The United Nations convenes the first session of its Global Dialogue on AI Governance in Geneva on July 6-7, 2026 — the first time all member states sit down together under a permanent UN process dedicated to how artificial intelligence should be governed.
A forum born from the Global Digital Compact
The dialogue was created by General Assembly resolution A/RES/79/325, delivering on a commitment made in the Global Digital Compact (A/RES/79/1) adopted at the 2024 Summit of the Future. Its stated purpose is to ensure that AI governance "reflects the priorities of all nations, not just the most technologically advanced," and that the benefits of the technology "are shared by all."
The 2026 session is co-chaired by H.E. Egriselda López, El Salvador's permanent representative, and H.E. Rein Tammsaar, Estonia's permanent representative. Secretary-General António Guterres and General Assembly President Annalena Baerbock are among those due to take part.
What is on the agenda
The dialogue is designed as the UN platform where governments, the private sector, academia and civil society exchange best practices and work toward common approaches.

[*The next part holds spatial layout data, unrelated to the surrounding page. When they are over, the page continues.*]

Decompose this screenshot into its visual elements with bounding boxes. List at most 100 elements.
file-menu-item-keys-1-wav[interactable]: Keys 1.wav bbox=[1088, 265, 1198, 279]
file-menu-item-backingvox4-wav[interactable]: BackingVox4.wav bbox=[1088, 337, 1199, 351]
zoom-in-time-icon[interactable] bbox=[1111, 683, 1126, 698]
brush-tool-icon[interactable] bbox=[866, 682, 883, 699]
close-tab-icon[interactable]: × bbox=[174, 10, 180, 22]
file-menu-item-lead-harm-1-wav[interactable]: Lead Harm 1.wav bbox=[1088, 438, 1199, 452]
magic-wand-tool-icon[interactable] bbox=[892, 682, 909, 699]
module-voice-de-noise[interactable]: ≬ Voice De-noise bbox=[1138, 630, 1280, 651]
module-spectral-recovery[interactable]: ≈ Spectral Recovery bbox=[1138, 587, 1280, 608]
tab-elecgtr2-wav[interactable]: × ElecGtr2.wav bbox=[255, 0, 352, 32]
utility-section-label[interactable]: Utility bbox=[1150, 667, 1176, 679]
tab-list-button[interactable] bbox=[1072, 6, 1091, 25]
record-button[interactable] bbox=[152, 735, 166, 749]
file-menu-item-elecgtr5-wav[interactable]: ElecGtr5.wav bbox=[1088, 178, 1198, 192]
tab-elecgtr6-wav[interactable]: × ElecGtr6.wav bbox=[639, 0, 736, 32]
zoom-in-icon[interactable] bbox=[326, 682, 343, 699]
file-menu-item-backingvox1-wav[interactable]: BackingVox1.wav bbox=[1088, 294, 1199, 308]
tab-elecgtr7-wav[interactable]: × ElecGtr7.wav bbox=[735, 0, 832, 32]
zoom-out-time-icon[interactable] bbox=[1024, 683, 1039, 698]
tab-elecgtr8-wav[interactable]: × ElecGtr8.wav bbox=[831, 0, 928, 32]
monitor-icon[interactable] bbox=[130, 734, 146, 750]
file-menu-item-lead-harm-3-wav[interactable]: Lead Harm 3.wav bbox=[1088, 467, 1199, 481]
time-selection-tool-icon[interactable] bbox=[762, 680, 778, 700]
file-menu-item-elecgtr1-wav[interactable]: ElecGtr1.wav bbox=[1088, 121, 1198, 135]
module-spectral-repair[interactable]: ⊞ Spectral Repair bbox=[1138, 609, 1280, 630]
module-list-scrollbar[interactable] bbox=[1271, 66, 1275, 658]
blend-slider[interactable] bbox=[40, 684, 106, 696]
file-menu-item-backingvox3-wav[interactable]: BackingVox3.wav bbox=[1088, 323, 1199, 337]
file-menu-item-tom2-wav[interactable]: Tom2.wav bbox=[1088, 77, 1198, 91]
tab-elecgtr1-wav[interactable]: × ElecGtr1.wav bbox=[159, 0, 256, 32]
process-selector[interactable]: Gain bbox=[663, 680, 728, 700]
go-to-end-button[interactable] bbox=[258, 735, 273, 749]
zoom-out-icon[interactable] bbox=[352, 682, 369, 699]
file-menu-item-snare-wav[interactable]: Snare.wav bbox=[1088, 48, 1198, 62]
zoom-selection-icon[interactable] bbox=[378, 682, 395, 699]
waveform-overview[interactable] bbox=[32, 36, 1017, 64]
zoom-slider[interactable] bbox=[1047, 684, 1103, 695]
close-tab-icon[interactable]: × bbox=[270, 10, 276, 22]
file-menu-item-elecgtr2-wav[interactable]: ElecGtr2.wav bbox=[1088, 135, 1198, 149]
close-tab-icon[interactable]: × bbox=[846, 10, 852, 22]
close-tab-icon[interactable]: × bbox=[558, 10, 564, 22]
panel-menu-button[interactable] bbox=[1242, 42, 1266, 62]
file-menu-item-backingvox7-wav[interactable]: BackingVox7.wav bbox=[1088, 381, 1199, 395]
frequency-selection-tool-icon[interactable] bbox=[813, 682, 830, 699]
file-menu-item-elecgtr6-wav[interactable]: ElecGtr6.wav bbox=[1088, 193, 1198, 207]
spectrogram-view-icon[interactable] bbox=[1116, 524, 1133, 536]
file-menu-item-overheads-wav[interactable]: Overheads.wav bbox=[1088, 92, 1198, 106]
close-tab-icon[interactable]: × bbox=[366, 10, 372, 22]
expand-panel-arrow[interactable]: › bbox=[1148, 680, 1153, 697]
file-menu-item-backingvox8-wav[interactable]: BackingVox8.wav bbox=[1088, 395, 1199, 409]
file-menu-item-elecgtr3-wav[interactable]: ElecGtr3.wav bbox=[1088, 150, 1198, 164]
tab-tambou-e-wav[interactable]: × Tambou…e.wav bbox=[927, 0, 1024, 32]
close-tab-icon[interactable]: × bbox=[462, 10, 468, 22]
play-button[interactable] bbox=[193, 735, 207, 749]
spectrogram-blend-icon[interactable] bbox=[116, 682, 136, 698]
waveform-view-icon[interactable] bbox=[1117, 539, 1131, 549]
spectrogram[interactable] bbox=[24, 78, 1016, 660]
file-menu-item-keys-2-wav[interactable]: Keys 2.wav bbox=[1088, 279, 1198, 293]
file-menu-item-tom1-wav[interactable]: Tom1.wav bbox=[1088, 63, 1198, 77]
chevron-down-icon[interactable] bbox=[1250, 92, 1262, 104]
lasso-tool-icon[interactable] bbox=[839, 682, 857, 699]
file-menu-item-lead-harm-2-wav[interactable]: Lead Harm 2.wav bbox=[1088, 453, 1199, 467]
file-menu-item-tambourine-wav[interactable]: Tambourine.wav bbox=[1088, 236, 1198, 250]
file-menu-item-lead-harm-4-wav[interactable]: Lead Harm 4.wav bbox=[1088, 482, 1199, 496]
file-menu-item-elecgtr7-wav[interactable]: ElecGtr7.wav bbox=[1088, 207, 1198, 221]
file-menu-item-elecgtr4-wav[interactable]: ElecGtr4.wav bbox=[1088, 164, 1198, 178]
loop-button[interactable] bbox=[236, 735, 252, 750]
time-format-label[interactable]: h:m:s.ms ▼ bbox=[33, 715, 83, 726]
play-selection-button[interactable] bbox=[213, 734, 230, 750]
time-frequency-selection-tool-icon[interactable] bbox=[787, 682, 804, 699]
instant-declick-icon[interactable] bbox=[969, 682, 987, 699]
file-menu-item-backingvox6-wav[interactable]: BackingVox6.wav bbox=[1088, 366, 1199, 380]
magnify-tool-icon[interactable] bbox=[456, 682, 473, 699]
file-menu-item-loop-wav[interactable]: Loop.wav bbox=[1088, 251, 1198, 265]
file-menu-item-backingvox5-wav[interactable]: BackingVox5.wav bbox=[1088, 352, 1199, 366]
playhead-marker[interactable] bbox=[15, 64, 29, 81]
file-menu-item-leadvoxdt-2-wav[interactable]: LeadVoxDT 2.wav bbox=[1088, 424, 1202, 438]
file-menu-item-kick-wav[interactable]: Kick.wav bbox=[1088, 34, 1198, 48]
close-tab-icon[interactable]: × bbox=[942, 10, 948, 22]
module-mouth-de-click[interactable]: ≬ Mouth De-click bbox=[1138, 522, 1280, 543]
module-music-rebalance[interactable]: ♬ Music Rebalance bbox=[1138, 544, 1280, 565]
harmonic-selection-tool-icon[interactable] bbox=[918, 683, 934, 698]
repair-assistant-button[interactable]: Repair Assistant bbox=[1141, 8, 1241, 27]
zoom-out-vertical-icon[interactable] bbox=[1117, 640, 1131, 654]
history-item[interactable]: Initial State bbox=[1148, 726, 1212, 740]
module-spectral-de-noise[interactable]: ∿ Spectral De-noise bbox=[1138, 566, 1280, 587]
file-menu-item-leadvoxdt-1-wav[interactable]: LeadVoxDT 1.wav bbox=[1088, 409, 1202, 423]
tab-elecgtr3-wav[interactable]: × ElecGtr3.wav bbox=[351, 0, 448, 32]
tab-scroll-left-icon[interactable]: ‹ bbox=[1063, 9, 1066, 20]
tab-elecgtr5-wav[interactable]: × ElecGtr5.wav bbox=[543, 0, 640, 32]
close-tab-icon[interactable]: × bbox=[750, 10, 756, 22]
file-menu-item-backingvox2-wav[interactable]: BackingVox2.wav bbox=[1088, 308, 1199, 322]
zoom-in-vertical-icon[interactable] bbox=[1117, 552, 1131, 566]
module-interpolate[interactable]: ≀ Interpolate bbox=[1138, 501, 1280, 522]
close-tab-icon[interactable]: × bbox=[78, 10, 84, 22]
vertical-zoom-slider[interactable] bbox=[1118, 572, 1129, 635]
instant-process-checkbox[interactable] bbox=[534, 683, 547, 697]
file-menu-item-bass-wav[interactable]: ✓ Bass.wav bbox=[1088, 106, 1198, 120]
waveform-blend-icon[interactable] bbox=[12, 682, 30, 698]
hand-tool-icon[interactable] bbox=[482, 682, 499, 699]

Discussions are organized around four thematic clusters: the opportunities AI creates, capacity-building for developing countries, the trustworthiness of AI systems, and the protection of human rights.
The science panel behind it
Running alongside the dialogue is the Independent International Scientific Panel on AI, described by the UN as the first global scientific body devoted entirely to the technology. Established by the same resolution in August 2025, its 40 members were selected from more than 2,600 candidates across 140 countries and appointed by the General Assembly in February 2026. The panel is co-chaired by Yoshua Bengio of Canada, a co-recipient of the 2018 Turing Award, and Maria Ressa of the Philippines, the 2021 Nobel Peace Prize laureate, and is meant to give the dialogue a shared evidence base.
Geneva now, New York next
The Geneva session is held back-to-back with the ITU's AI for Good Global Summit. A second session is scheduled for New York in May 2027. The talks open at a moment of divergence in national approaches: the European Union begins enforcing its AI Act against general-purpose model providers on August 2, while the United States has favored a voluntary, cybersecurity-focused framework.